Mr. York declined to comment on whether that investigation might thwart Pike County's plan to open the property to the public.
I really would not want to speculate on any possible action we might take until the investigation is complete, he said.
Stone Mining Co. of Matewan, W.Va., donated the 13-acre sludge pond, now stocked with fish, to Pike County last month. Burt Melton, public-works commissioner for the county, said he's not sure when the property will be opened to the public.
That won't be my call, he said. It'll be up to the fiscal court.
Officials from the Kentucky Department for Surface Mining Reclamation and Enforcement, the U.S. Office of Surface Mining and the U.S. Mine Safety and Health Administration gave their approval for the property to be donated to the county.
Stone Mining has also built a paved road and three picnic shelters on the property.
David Cooper, a member of the environmental group Kentuckians for the Commonwealth, said he was shocked that Pike County had accepted ownership of the sludge pond.
I think the officials in Pike County had to be insane to accept the liability of the sludge pond, Mr. Cooper said. Someone should tell those folks what happened in Martin County.
An underground mine collapsed beneath a 70-acre sludge pond on a mountaintop outside Inez on Oct. 11, creating a leak that allowed slurry to burst through abandoned mine portals and into streams.

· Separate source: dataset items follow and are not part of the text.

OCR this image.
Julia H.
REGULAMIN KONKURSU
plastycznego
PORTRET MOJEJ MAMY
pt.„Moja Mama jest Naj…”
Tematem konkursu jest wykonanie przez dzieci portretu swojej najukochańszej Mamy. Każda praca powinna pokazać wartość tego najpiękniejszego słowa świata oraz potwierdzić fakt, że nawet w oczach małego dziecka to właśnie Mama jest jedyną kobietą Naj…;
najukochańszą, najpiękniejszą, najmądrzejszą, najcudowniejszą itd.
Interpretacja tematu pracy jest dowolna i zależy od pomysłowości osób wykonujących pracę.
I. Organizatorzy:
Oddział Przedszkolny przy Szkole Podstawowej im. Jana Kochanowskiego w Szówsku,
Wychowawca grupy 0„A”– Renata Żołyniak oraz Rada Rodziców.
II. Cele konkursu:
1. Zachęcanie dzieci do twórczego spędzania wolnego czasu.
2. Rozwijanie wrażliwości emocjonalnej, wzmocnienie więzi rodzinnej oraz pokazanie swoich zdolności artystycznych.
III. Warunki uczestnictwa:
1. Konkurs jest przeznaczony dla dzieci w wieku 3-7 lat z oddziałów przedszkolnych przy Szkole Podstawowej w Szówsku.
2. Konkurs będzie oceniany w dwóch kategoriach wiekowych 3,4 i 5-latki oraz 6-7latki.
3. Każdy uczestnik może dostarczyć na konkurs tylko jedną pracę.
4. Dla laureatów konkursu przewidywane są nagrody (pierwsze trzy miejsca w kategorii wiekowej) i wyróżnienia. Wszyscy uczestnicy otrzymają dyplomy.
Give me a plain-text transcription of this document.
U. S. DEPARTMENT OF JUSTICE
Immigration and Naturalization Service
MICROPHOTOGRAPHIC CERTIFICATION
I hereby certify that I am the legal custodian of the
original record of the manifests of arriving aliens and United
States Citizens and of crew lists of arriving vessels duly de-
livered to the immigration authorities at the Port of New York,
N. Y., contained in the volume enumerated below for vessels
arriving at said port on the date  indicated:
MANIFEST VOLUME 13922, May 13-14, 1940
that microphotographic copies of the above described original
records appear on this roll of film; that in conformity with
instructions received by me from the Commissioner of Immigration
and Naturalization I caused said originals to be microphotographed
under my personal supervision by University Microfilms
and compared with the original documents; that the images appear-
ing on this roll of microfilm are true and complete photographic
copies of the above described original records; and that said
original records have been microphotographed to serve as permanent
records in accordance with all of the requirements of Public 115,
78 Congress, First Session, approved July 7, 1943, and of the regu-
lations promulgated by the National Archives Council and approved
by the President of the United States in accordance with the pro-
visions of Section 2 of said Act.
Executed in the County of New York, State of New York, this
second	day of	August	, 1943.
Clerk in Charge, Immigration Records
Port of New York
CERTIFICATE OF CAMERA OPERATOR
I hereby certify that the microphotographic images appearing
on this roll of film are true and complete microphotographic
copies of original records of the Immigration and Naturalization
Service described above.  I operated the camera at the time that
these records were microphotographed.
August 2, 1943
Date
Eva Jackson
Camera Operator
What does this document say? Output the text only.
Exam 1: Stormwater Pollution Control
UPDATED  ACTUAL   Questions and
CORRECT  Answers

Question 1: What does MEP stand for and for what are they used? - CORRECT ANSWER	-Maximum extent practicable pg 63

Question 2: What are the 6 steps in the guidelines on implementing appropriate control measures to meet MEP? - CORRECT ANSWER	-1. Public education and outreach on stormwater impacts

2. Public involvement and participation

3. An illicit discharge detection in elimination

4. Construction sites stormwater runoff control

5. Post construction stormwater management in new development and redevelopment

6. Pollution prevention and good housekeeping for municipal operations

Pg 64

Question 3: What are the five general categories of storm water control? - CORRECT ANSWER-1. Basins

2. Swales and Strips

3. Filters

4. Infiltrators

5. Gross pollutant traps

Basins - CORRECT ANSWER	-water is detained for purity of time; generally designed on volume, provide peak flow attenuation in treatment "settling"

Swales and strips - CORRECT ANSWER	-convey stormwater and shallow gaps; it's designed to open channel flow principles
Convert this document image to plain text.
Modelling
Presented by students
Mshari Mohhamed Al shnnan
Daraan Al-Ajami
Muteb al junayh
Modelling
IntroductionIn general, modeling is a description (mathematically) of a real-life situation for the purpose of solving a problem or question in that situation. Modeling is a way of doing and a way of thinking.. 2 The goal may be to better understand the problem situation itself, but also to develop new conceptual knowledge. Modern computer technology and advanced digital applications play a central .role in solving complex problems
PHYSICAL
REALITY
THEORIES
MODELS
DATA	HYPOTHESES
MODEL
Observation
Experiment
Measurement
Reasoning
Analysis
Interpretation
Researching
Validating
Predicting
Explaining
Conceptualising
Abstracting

The U.S. Environmental Protection Agency called the spill one of the Southeast's worst environmental disasters.
Pike County Judge-Executive Karen Gibson said Mr. Vansant's comments have raised concerns locally.
I'm taking everything he said seriously, she said. If there was any possibility that it wasn't a safe lake, we'll ask that it be drained.
Ms. Gibson said she doesn't think that will be necessary.
I think they're going to come back with a report that says it's still safe, she said.
MSHA has already done just that. Kathy Snyder, a spokeswoman for the federal agency, said inspectors made a site visit last week and found no defects that would stop the lake from being used for recreational purposes.
The agency categorized the pond as having a low risk of failing.
By donating the land to Pike County, Mr. Vansant said the company no longer faces the expensive task of reclaiming the land. In addition, Mr. Vansant said, the company no longer faces financial and legal repercussions if the pond were to fail. He said Pike County now bears that burden.
Mr. Vansant recommended that Pike County pay to drain the lake and fill it with soil to eliminate the possibility of a sludge spill. By doing that, he said, residents won't have to worry about being hit by a wall of black water.